V. Cet art de la connexion que pratiquent JMA et Ecart, ne vise à aucun pouvoir (JMA, pacifiste, va en prison comme objecteur de conscience), à aucune place au soleil du marché de l’art. La nature des « œuvres » produites (souvent disposées comme les éléments d’un rituel, avec la liberté pour chacun d’en inventer les codes) est d’ailleurs souvent trop précaire dans son organisation (environnements, magasins d’accessoires pour performances), trop hétéroclite et hétérogène dans son matériau (draps de lits, haricots, emballages, billets, offsets tirés à la diable, petits objets trouvés dans la rue, morceaux de bois, coupures de presse), trop informelle dans sa technique et sa formalité (empreintes diverses, collages, frottages, coulures et maculatures). En additionnant ou croisant, lors de l’élaboration de ces travaux, les index et les répertoires, JMA et Ecart, qui rêvent peut-être de se déprendre des objets (tout en en créant immanquablement de nouveaux), rendent la collection difficile sinon impossible (les structuralistes des années 1970 se sont-ils avisés que le recours à l’accumulation-signifiant mettait en cause la thésaurisation-signifié ?).

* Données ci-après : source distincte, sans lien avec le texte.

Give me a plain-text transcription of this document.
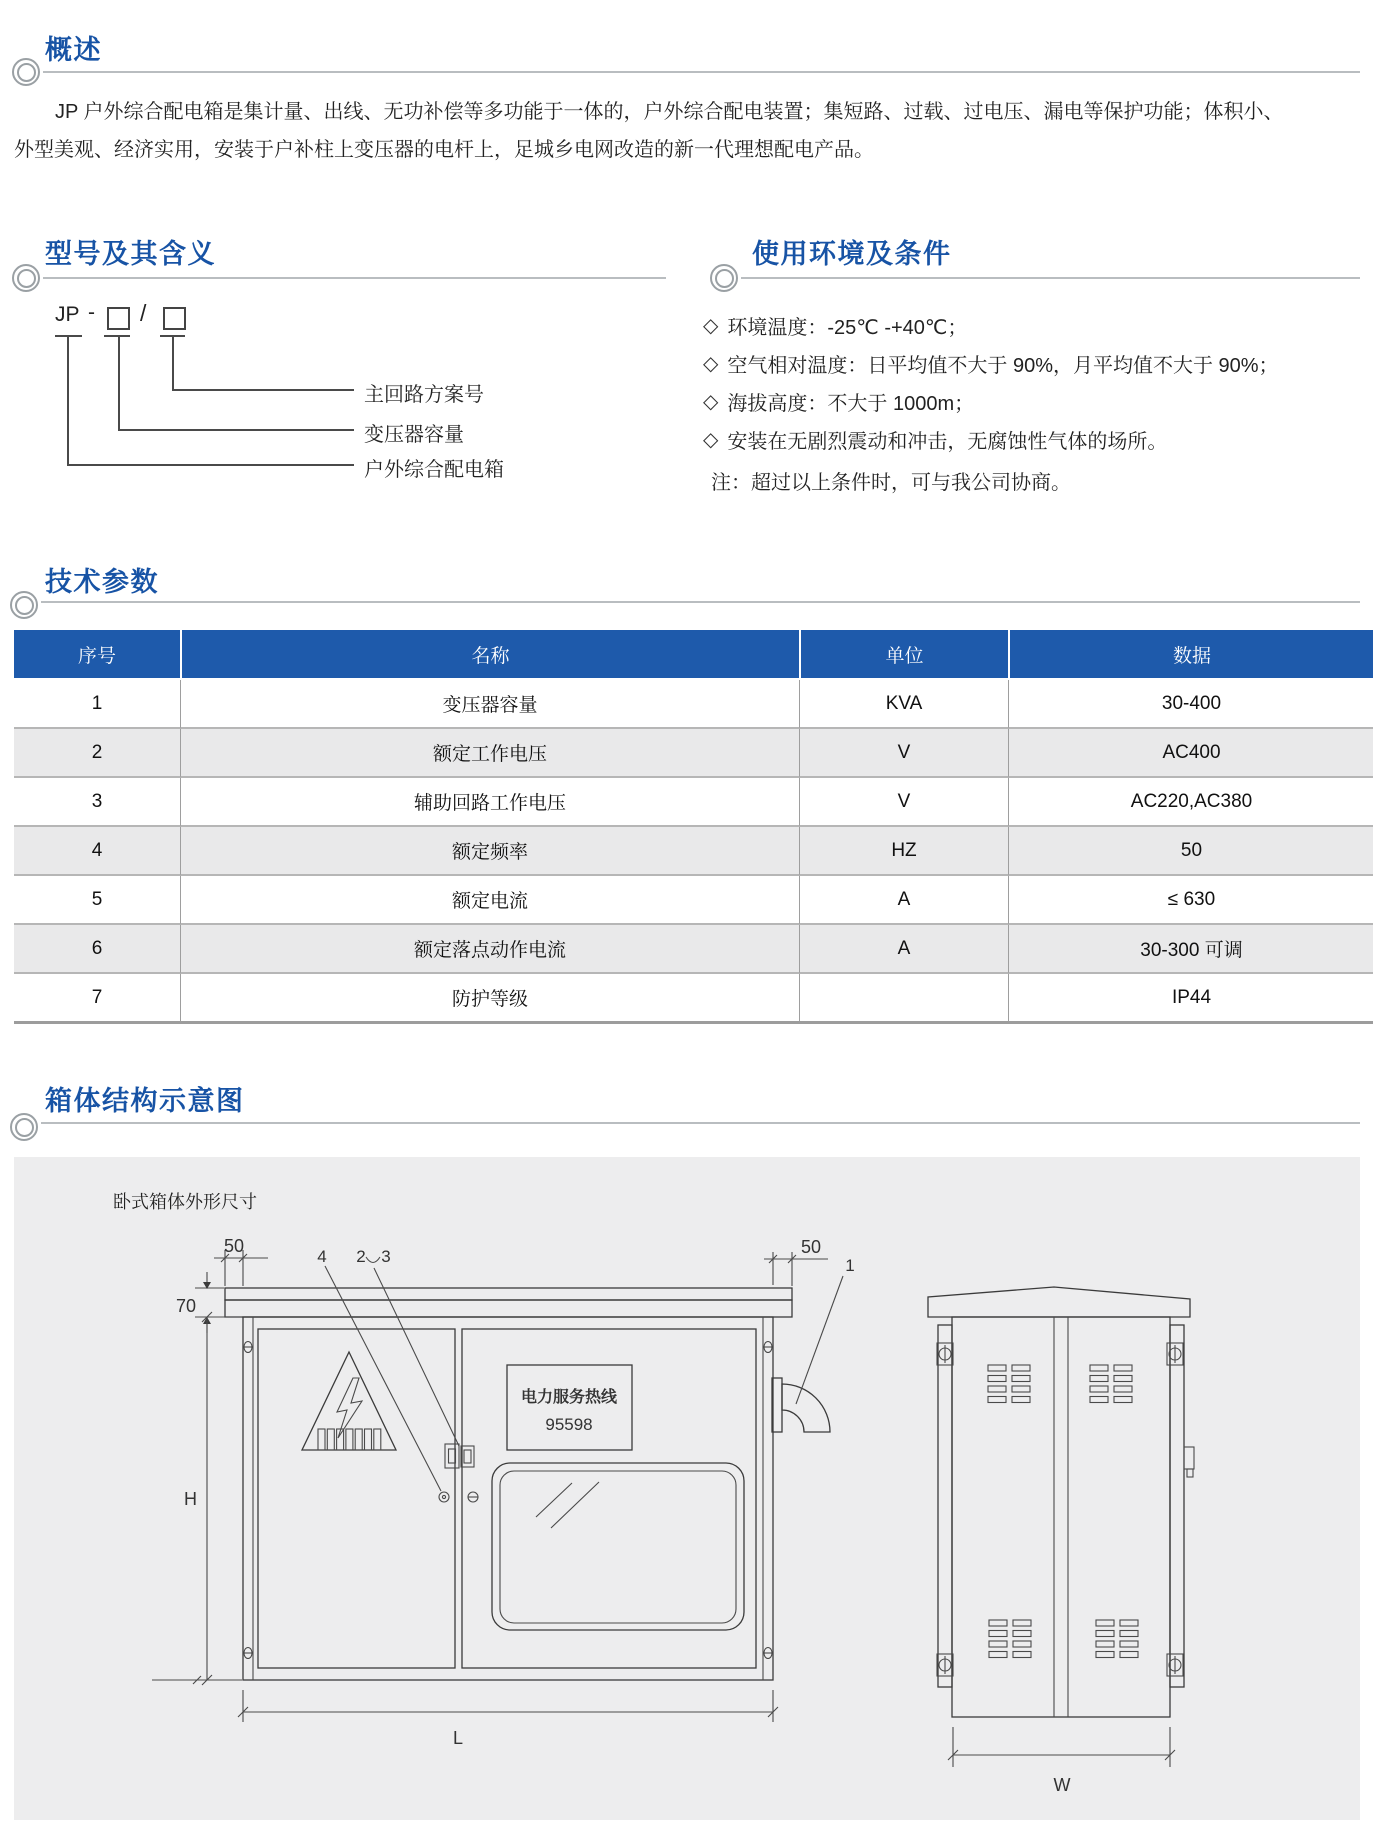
概述
JP 户外综合配电箱是集计量、出线、无功补偿等多功能于一体的，户外综合配电装置；集短路、过载、过电压、漏电等保护功能；体积小、
外型美观、经济实用，安装于户补柱上变压器的电杆上，足城乡电网改造的新一代理想配电产品。
型号及其含义
JP - /
主回路方案号
变压器容量
户外综合配电箱
使用环境及条件
◇ 环境温度：-25℃ -+40℃；
◇ 空气相对温度：日平均值不大于 90%，月平均值不大于 90%；
◇ 海拔高度：不大于 1000m；
◇ 安装在无剧烈震动和冲击，无腐蚀性气体的场所。
注：超过以上条件时，可与我公司协商。
技术参数
序号	名称	单位	数据
1	变压器容量	KVA	30-400
2	额定工作电压	V	AC400
3	辅助回路工作电压	V	AC220,AC380
4	额定频率	HZ	50
5	额定电流	A	≤ 630
6	额定落点动作电流	A	30-300 可调
7	防护等级		IP44
箱体结构示意图
卧式箱体外形尺寸
电力服务热线
95598
50
70
H
L
50
4 2 3	1
W
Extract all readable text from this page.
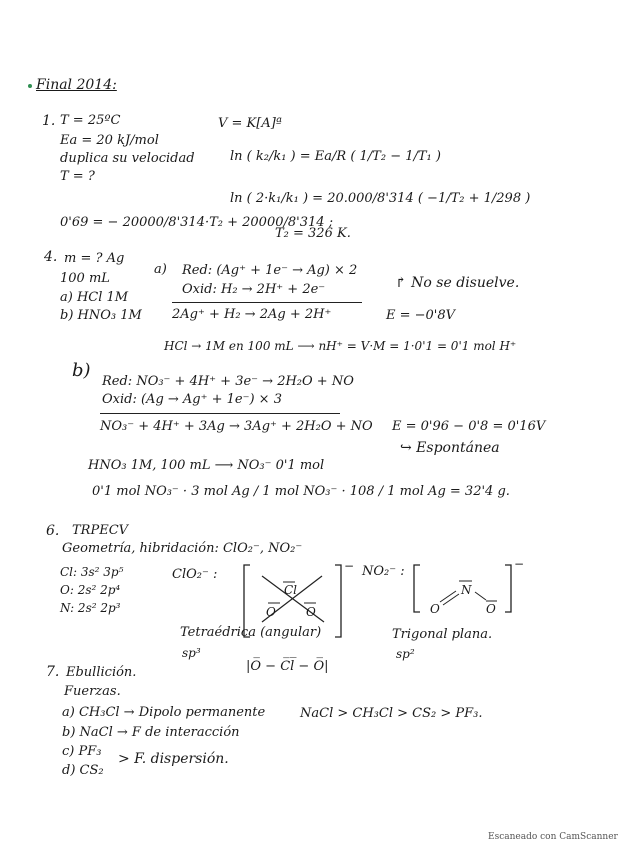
Final 2014:
1. T = 25ºC
Ea = 20 kJ/mol
duplica su velocidad
T = ?
V = K[A]ª
ln ( k₂/k₁ ) = Ea/R ( 1/T₂ − 1/T₁ )
ln ( 2·k₁/k₁ ) = 20.000/8'314 ( −1/T₂ + 1/298 )
0'69 = − 20000/8'314·T₂ + 20000/8'314 ;
T₂ = 326 K.
4. m = ? Ag
100 mL
a) HCl 1M
b) HNO₃ 1M
a) Red: (Ag⁺ + 1e⁻ → Ag) × 2
Oxid: H₂ → 2H⁺ + 2e⁻	↱ No se disuelve.
2Ag⁺ + H₂ → 2Ag + 2H⁺	E = −0'8V
HCl → 1M en 100 mL ⟶ nH⁺ = V·M = 1·0'1 = 0'1 mol H⁺
b)
Red: NO₃⁻ + 4H⁺ + 3e⁻ → 2H₂O + NO
Oxid: (Ag → Ag⁺ + 1e⁻) × 3
NO₃⁻ + 4H⁺ + 3Ag → 3Ag⁺ + 2H₂O + NO E = 0'96 − 0'8 = 0'16V
↪ Espontánea
HNO₃ 1M, 100 mL ⟶ NO₃⁻ 0'1 mol
0'1 mol NO₃⁻ · 3 mol Ag / 1 mol NO₃⁻ · 108 / 1 mol Ag = 32'4 g.
6. TRPECV
Geometría, hibridación: ClO₂⁻, NO₂⁻
Cl: 3s² 3p⁵
O: 2s² 2p⁴
N: 2s² 2p³
ClO₂⁻ :	NO₂⁻ :
Cl
O	O
−
N
O	O
−
Tetraédrica (angular)
sp³
|O̅ − C̅l̅ − O̅|
Trigonal plana.
sp²
7. Ebullición.
Fuerzas.
a) CH₃Cl → Dipolo permanente
b) NaCl → F de interacción
c) PF₃
d) CS₂
> F. dispersión.
NaCl > CH₃Cl > CS₂ > PF₃.
Escaneado con CamScanner
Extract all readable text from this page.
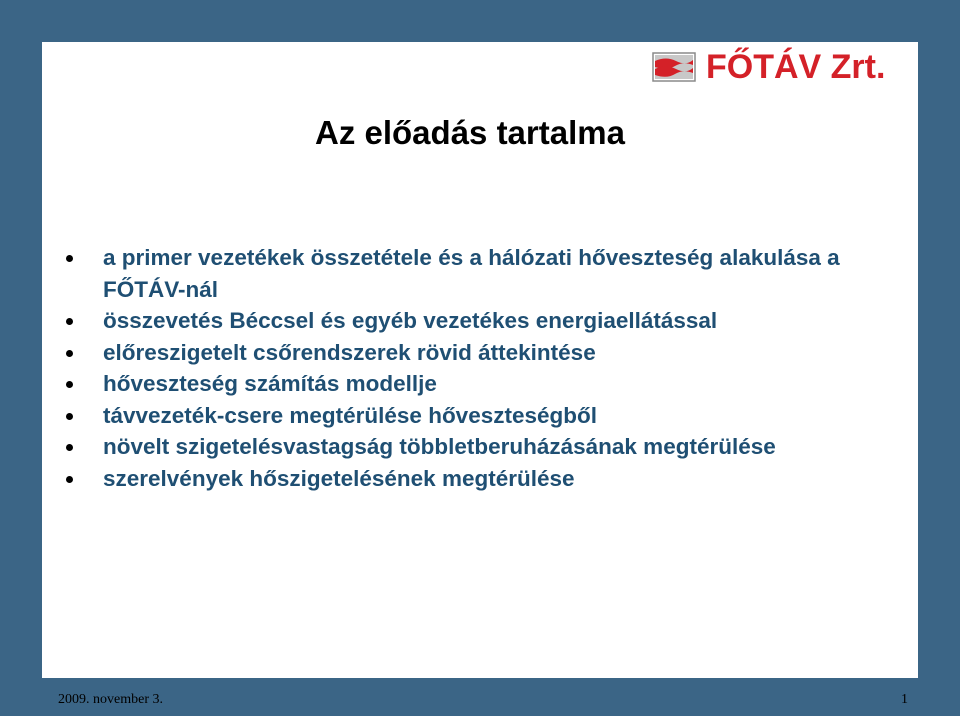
FŐTÁV Zrt.
Az előadás tartalma
a primer vezetékek összetétele és a hálózati hőveszteség alakulása a FŐTÁV-nál
összevetés Béccsel és egyéb vezetékes energiaellátással
előreszigetelt csőrendszerek rövid áttekintése
hőveszteség számítás modellje
távvezeték-csere megtérülése hőveszteségből
növelt szigetelésvastagság többletberuházásának megtérülése
szerelvények hőszigetelésének megtérülése
2009. november 3.	1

Tout cela déclare un sens. Le rebut, le reliquat, les choses effacées, inapparentes, l’excès aussi de messages, sont autant de signes exposés, menacés – tout comme les artistes, bouffons des sociétés (désormais saturées). Partant, les « œuvres » ne sauraient être qu’inachevées, des works in progress (se faisant sur plusieurs mois – c’est le cas du Collage collectif no1 de 1972-1973 –, se développant à l’intérieur des consciences individuelles), ouvertes et non (ou peu) démonstratives. La pratique d’Ecart n’engendre pas de produits finis, mais des imaginaires à mettre en commun. Elle restitue le partenaire à sa propre créativité : ainsi dans le mail art chacun tire parti des informations, des impulsions reçues, en dehors de toute prescription.
Cette participation de l’autre (de l’autre personne et du tout autre) se traduit également par les procédures qui allient le hasard, les fausses systématiques, l’expérimentation aléatoire, les associations libres. Bien avant que l’idée ne passe en mode, on est en pleine interactivité : envoyez-moi la découpe de votre main, demande PL, et je vous en enverrai une autre ; notez vos derniers mots, lance JMA, et vous recevrez le poème complet (je souligne) en retour ! Il y a là beaucoup de jeu, d’humour, comme d’implication attentive dans l’exécution des events. Faut-il rappeler le mot de Friedrich Schiller selon lequel l’homme n’est pleinement homme que lorsqu’il joue?
VI. Il va sans dire que cette manière, d’être et de faire, engendre souvent l’incompréhension. Mais l’irritation passée (si l’on se sent enclin à quelque allergie), on découvrira chez Ecart des dimensions qui importent.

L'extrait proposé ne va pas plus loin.